GIZ NLP Agricultural Keyword Spotter
$7,000 USD
Classify audio utterances in Luganda and English from Uganda
476 data scientists enrolled, 139 on the leaderboard
11 September—29 November
Ends in 30 days
Rules clarification - Additional datasets
published 10 Oct 2020, 12:15
edited 12 minutes later

the rules say "You may use only the datasets provided for this competition" but participants can use pretrained weights e.g "Imagenet". If I first train my model on not allowed (public) dataset and use the result as a checkpoint, will it be a rule violation?

I am sorry for my ignorance. This is my first competition on this platform

I was also asking myself the same question but i guess the answer is: yes it will be a rule violation .

The rules aren't that clear! I think that training on other public audio datasets just to get a pretrained model for this task is okay because pretrained weights like imagenet are used. But, merging a public dataset with this dataset to train your final model results in disqualification. Am I correct ??

But may be you should share the pretrained weights with evereyone. Like open source it.

Zindi needs to confirm. I am not sure.

With image classification, models pre-trained on imagenet are somewhat of a standard, and often built into popular libraries. For audio there isn't an exact equivalent.

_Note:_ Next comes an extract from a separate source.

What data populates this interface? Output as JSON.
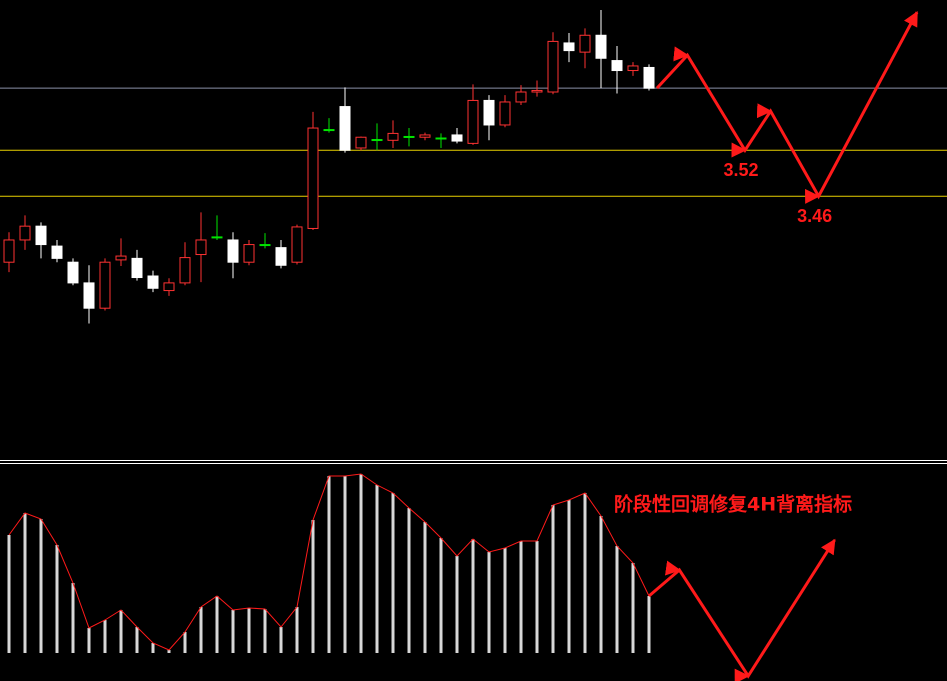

Obviously, we don't want a situation where someone wins because of access to something the other participants didn't have. So in general sourcing, an extra dataset (even a public one) and using that to get an edge would be a potential issue. But if you have a dataset (or even better a pretrained model) in mind that you think would help all entrants, and it's public+free, let us know and we can see about adding it as an allowed source.